Voici le poids relatif du Québec dans la fédération canadienne en ce qui a trait à l’utilisation du mazout lourd et à la population totale:

Déclin Tranquille

En 2009 (dernières statistiques disponibles), bien que la population québécoise ne représentait que 23,2% de la population canadienne, 36,1% de tout le mazout lourd utilisé au Canada était brûlé au Québec !  Il y a bien eu une embellie significative au milieu des années 80, mais tous ces gains ont été effacés à partir des années 90.  La proportion de mazout lourd utilisé au Québec a toujours été supérieure à notre poids démographique.

Voici le poids relatif du Québec dans la fédération canadienne en ce qui a trait à l’utilisation du gaz naturel et à la population totale:

Déclin Tranquille

En 2009 (dernières statistiques disponibles), bien que la population québécoise ne représentait que 23,2% de la population canadienne, 8,3% de tout le gaz naturel utilisé au Canada était brûlé au Québec ! Il y a bien eu une légère embellie à la fin des années 80, mais c’est le calme plat depuis. La proportion de gaz naturel utilisé au Québec a toujours été inférieure à notre poids démographique.

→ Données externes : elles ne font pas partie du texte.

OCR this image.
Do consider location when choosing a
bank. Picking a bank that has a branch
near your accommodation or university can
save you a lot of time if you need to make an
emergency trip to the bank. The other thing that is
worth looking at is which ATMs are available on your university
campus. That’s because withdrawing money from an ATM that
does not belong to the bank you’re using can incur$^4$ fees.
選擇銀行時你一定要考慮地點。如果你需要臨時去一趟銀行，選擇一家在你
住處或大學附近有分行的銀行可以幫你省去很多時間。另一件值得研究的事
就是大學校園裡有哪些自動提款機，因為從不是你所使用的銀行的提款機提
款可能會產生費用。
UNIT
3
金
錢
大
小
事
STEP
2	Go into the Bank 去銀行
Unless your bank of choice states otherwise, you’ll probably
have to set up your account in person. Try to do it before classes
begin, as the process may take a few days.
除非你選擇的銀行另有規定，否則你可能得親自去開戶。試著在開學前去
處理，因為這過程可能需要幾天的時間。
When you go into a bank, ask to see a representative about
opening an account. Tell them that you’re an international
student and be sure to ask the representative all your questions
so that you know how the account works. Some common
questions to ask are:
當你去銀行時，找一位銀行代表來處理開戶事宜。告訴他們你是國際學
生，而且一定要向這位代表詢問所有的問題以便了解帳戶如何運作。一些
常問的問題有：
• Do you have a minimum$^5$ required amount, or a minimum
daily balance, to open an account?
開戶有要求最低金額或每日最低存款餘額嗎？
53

Le mazout lourd est un déchet du raffinage pétrolier, est l’un des combustibles fossiles les plus polluants, à l’opposé du spectre, on retrouve le gaz naturel, l’un des combustibles fossiles le plus propres…

On parle souvent des conséquences « négatives » associées à l’exploitation du gaz de schiste, mais parle-t-on des conséquences associées au refus d’exploiter cette ressource ?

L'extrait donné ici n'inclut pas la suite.